Ainsi, l'objectif de notre participation à ces discussions est d'établir des contacts avec les acteurs du secteur agricole, en vue de revitaliser en RD Congo certaines filières qui ont presque disparu. Cette collaboration pourrait non seulement renforcer notre économie nationale, mais également contribuer à l'épanouissement mutuel de nos deux pays.

Rawbank cible en premier lieu les pays voisins de la RD Congo pour son expansion, mais la zone UEMOA pourrait-elle faire partir de ses projets ?

Il est vrai que notre parcours a débuté en République Démocratique du Congo, mais nous sommes pleinement conscients que nous ne pouvons pas nous limiter à ce seul territoire. Une expansion géographique stratégique est essentielle pour consolider notre position et éviter de nous retrouver isolés.

Dans un avenir proche, nous envisageons effectivement de renforcer notre présence sur le continent africain en explorant de nouvelles opportunités dans d'autres pays. Notre objectif est de développer une envergure panafricaine qui renforcera notre capacité à servir nos clients et à contribuer au développement économique de la région.

La question du financement se pose en Afrique en raison de diverses contraintes. Comment travaillez-vous à adresser cette problématique ?   

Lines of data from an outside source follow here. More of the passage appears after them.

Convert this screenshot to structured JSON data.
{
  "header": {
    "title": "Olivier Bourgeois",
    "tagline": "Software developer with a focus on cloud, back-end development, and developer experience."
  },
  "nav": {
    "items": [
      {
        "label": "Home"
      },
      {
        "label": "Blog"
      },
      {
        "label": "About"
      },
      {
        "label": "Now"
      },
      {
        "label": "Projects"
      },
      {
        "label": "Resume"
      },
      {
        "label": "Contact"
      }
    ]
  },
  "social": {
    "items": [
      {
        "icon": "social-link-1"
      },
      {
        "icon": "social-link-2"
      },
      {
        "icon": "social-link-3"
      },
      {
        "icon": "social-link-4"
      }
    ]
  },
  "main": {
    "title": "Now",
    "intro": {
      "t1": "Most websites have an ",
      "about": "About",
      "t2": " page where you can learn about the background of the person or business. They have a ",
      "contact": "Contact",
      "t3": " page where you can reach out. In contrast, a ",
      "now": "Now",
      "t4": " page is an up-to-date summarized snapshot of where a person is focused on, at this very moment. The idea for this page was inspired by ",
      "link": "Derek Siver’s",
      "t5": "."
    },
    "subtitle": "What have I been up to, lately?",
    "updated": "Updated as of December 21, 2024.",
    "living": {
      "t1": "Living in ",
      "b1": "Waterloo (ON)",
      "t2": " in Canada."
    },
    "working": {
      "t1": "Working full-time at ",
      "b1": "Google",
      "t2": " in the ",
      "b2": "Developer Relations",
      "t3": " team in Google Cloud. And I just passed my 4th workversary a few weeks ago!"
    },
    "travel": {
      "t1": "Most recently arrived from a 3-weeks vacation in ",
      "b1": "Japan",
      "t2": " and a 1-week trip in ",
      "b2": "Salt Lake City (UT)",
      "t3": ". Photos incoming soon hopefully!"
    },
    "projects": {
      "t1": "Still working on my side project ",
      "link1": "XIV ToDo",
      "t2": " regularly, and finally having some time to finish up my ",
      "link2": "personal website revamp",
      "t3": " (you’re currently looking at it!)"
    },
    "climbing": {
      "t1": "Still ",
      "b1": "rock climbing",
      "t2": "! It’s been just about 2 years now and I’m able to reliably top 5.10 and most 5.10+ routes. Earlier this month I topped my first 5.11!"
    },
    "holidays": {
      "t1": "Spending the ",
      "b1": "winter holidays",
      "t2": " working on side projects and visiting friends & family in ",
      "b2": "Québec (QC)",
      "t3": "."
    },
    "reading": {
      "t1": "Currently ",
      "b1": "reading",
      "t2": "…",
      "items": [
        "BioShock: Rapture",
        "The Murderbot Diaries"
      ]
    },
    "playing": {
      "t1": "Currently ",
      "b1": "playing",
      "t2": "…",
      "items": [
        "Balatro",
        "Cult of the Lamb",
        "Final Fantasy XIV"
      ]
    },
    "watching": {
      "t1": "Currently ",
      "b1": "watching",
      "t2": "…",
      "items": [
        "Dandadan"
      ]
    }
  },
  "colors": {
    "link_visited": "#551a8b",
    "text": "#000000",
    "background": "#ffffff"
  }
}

Justement, l'une des questions centrales abordées lors du MAKUTANO était de savoir si l'Afrique avait la capacité de mobiliser des ressources internes pour son propre financement. Dans ce contexte, Rawbank a entrepris une démarche ambitieuse en matière de diversification des sources de financement.

Notre première étape a consisté à réaliser une analyse exhaustive de l'ensemble du paysage économique, en commençant par les micro-entrepreneurs, y compris les femmes qui vendent sur les marchés. Nous avons constaté que ce secteur, bien que souvent méconnu, constitue un pilier essentiel de l'économie familiale congolaise. Ainsi, nous avons établi un partenariat avec la mutuelle de femmes entrepreneures, qui regroupe ces femmes génératrices de petits revenus. Dans le cadre de cette collaboration, nous avons accordé des lignes de financement à cette mutuelle, laquelle octroie ensuite des petits crédits adaptés à leurs besoins.

En parallèle, nous avons également porté notre attention sur les PME du pays, conscient du rôle clé qu'elles jouent dans la croissance économique et la création d'emplois. Plus spécifiquement, nous nous sommes tournés vers les entrepreneures féminines, car chez Rawbank nous accordons une grande importance à l'entrepreneuriat au féminin. Toutefois, pour réduire le risque, nous avons opté pour une mutualisation en partenariat avec des acteurs africains tels que l'African Guarantee Fund (AGF), qui permet de "dérisquer" certaines opérations. Il existe des secteurs où nous fournissons du financement sans en maîtriser la totalité, et pour avancer dans ces cas, nous avons besoin de garanties.

En ce qui concerne les grandes entreprises, notre objectif est de travailler sur des dossiers qui sont solides et conformes à la réglementation en vigueur. Nous explorons également la possibilité de syndiquer nos financements avec d'autres banques africaines, notamment celles qui ont une forte présence locale et celles qui ont une portée panafricaine. Il est important de noter que nous sommes souvent limités par notre capacité à intervenir auprès d'un seul client, ce qui rend nécessaire la syndication pour les projets d'envergure.

Il me semble également adéquat de souligner le soutien important de l'État en matière de financement. Nous plaidons en faveur de l'utilisation de garanties souveraines pour renforcer notre capacité à accorder des financements. Nous sommes convaincus qu'il est possible de mobiliser des ressources locales en Afrique pour financer des projets, et que cela aura un impact positif sur l'ensemble de la région.

Finalement, Rawbank s'engage activement à répondre aux défis du financement en Afrique en diversifiant ses approches et en collaborant avec divers partenaires, tout en encourageant un environnement propice au développement économique et à l'autonomisation des acteurs économiques locaux.